The functionality outlined below, and much more, is implemented in Hodge diamond cutter, which can be used in Sage. If you use it for your research, please cite it using DOI.

Today I was supposed to take the day off. So what did I do for the past hour? I set up GitHub Actions to automatically run the unit tests that are in the documentation. Yes, this is nerdy.

Why is this interesting? Well, for one it now displays this badge

on the repository page. This should say passing. If it doesn't, please tell me (although I probably already know, because I should get an email from GitHub if the test fails).

Whenever something happens with the code (a commit, or a pull request, or manually triggering the tests), this script will

  • start up an Ubuntu virtual machine
  • use the SageMath Docker container
  • install the Hodge diamond cutter
  • run the tests (of which there were 251 at the time of writing)
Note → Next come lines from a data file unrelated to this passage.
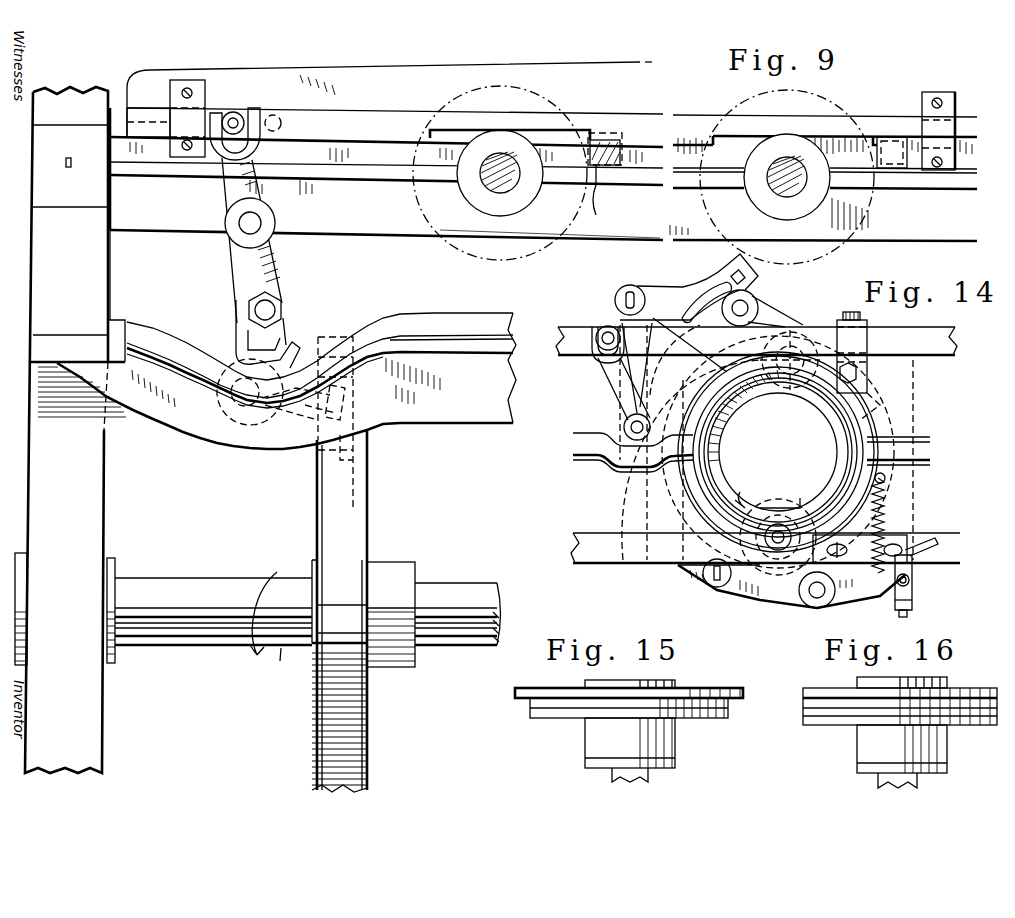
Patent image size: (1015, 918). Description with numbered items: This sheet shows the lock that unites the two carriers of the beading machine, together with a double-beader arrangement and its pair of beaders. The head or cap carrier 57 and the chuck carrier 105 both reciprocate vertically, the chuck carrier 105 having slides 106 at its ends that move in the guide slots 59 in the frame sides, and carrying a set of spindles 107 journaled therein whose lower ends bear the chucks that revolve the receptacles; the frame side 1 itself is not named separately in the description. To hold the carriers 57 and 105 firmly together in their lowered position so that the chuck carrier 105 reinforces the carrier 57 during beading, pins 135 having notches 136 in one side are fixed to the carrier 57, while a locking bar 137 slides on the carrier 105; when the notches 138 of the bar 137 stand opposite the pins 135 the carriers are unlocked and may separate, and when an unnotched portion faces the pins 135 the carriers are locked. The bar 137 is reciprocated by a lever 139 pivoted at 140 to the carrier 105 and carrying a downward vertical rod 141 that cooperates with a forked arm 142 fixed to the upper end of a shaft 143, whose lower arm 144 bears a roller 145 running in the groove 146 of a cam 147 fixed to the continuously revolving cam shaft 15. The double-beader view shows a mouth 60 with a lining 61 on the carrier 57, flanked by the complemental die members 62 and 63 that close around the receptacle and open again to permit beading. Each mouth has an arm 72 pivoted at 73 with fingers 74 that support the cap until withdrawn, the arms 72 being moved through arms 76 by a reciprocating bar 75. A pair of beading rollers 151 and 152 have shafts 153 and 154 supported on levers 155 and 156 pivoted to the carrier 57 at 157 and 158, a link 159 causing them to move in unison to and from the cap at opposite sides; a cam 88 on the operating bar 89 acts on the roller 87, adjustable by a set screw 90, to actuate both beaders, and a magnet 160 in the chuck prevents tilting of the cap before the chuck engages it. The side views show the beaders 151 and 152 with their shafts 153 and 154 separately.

In FIG. 9, the post 1 is at (37, 262).
In FIG. 9, the slots 59 is at (52, 207).
In FIG. 9, the slides 106 is at (42, 190).
In FIG. 9, the locking bar 137 is at (372, 118).
In FIG. 9, the notches 138 is at (540, 128).
In FIG. 9, the pins 135 is at (605, 165).
In FIG. 9, the notches 136 is at (598, 168).
In FIG. 9, the spindles 107 is at (487, 186).
In FIG. 9, the chuck carrier 105 is at (620, 228).
In FIG. 9, the lever 139 is at (225, 200).
In FIG. 9, the pivot 140 is at (250, 228).
In FIG. 9, the vertical rod 141 is at (280, 300).
In FIG. 9, the forked arm 142 is at (293, 332).
In FIG. 9, the shaft 143 is at (238, 398).
In FIG. 9, the arm 144 is at (280, 418).
In FIG. 9, the roller or projection 145 is at (312, 430).
In FIG. 9, the groove or track 146 is at (343, 462).
In FIG. 9, the cam 147 is at (355, 540).
In FIG. 9, the cam shaft 15 is at (476, 592).
In FIG. 14, the reciprocating bar 75 is at (575, 327).
In FIG. 14, the carrier 57 is at (918, 452).
In FIG. 14, the operating bar 89 is at (628, 552).
In FIG. 14, the arm 72 is at (717, 288).
In FIG. 14, the pivot 158 is at (752, 303).
In FIG. 14, the fingers 74 is at (768, 312).
In FIG. 14, the lever 156 is at (795, 333).
In FIG. 14, the shaft 154 is at (822, 335).
In FIG. 16, the shaft 154 is at (875, 782).
In FIG. 14, the arms 76 is at (612, 384).
In FIG. 14, the pivot 73 is at (624, 427).
In FIG. 14, the lining 61 is at (838, 420).
In FIG. 14, the mouths 60 is at (870, 425).
In FIG. 14, the beading roller 152 is at (770, 393).
In FIG. 16, the beading roller 152 is at (825, 725).
In FIG. 14, the die member 62 is at (725, 490).
In FIG. 14, the beading roller 151 is at (780, 504).
In FIG. 15, the beading roller 151 is at (733, 686).
In FIG. 14, the link 159 is at (625, 495).
In FIG. 14, the die member 63 is at (888, 480).
In FIG. 14, the magnets 160 is at (882, 526).
In FIG. 14, the cam 88 is at (910, 548).
In FIG. 14, the roller or projection 87 is at (905, 595).
In FIG. 14, the set screws 90 is at (905, 614).
In FIG. 14, the shaft 153 is at (775, 552).
In FIG. 15, the shaft 153 is at (650, 776).
In FIG. 14, the lever 155 is at (787, 600).
In FIG. 14, the pivot 157 is at (818, 600).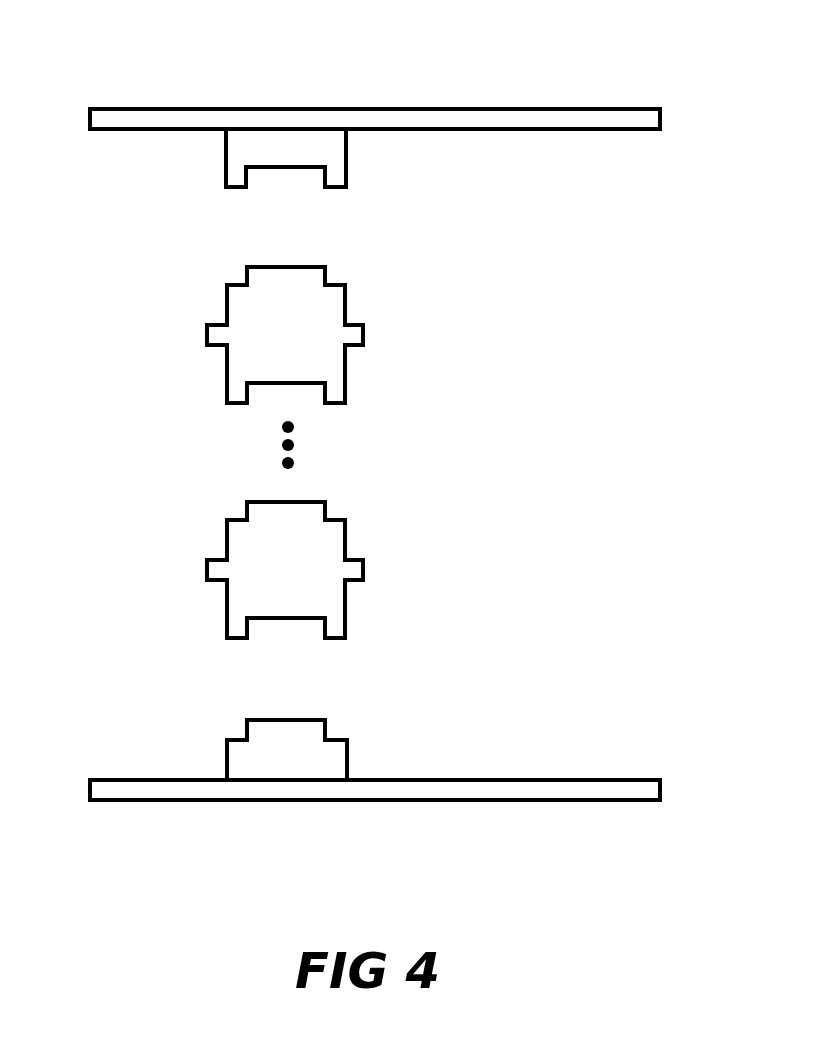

Here is the log file of the last test run today. The important part is

2023-07-07T14:24:02.8409203Z     [251 tests, 3.58 s]
2023-07-07T14:24:02.8409755Z ----------------------------------------------------------------------
2023-07-07T14:24:02.8410066Z All tests passed!
2023-07-07T14:24:02.8410405Z ----------------------------------------------------------------------
2023-07-07T14:24:02.8410691Z Total time for all tests: 3.7 seconds
2023-07-07T14:24:02.8412365Z     cpu time: 3.5 seconds
2023-07-07T14:24:02.8412605Z     cumulative wall time: 3.6 seconds

telling us that all went well.

I believe the workflow is really easy to use yourself (after I spent too long getting it to work, as simple as it is), and I hope someone else who develops things for SageMath is interested in using a similar test workflow.

Installation instructions

I also restructured the repository, so that installing it through pip is now easy. Just follow the instructions in the documentation.